Big data analytics with Neo4j and Java, Part 1
See the original posting on JavaWorld
Relational databases have dominated data management for decades, but they’ve recently lost ground to NoSQL alternatives. While NoSQL data stores aren’t right for every use case, they are generally better for big data, which is shorthand for systems that process massive volumes of data. Four types of data store are used for big data:
- Key/value stores such as Memcached and Redis
- Document-oriented databases such as MongoDB, CouchDB, and DynamoDB
- Column-oriented data stores such as Cassandra and HBase
- Graph databases such as Neo4j and OrientDB
This article introduces Neo4j, which is a graph database used for interacting with highly related data. While relational databases are good at managing relationships between data, graph databases are better at managing n-th degree relationships. As an example, take a social network, where you want to analyze patterns involving friends, friends of friends, and so on.
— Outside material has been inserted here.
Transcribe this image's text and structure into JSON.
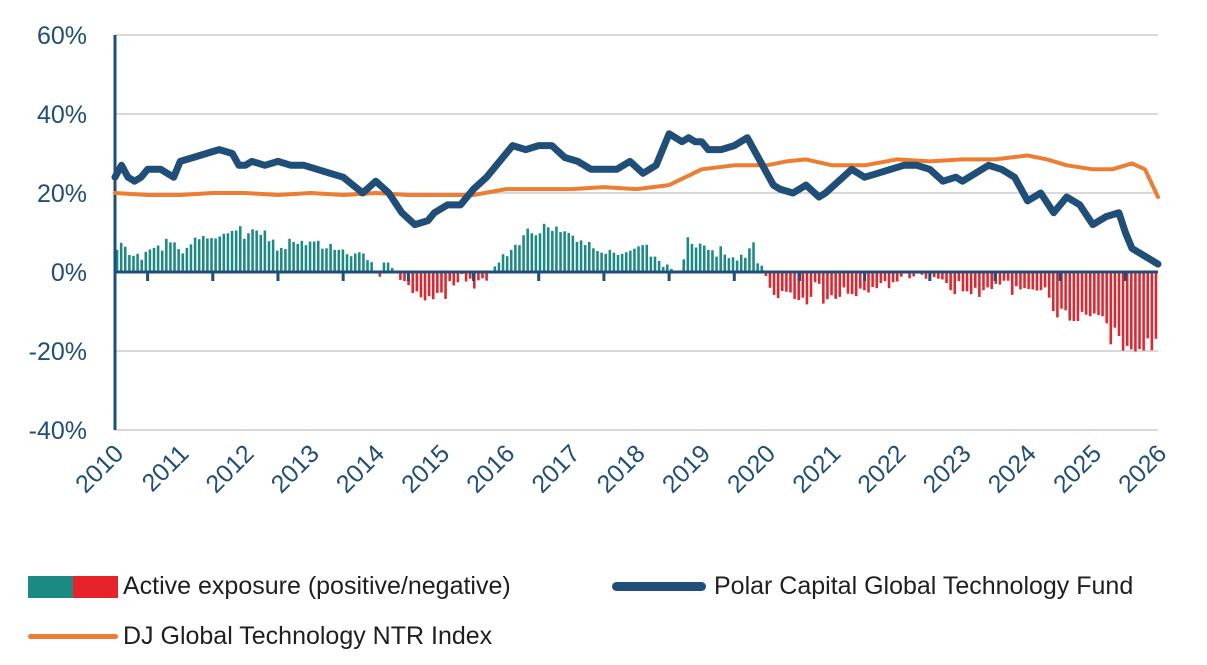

A graph database would make it easy to answer a question like, “Given five degrees of separation, what are five movies popular with my social network that I have not yet seen?” Such questions are common for recommendation software, and graph databases are perfect for solving them. Additionally, graph databases are good at representing hierarchical data, such as access controls, product catalogs, movie databases, or even network topologies and organization charts. When you have objects with multiple relationships, you’ll quickly find that graph databases offer an elegant, object-oriented paradigm for managing those objects.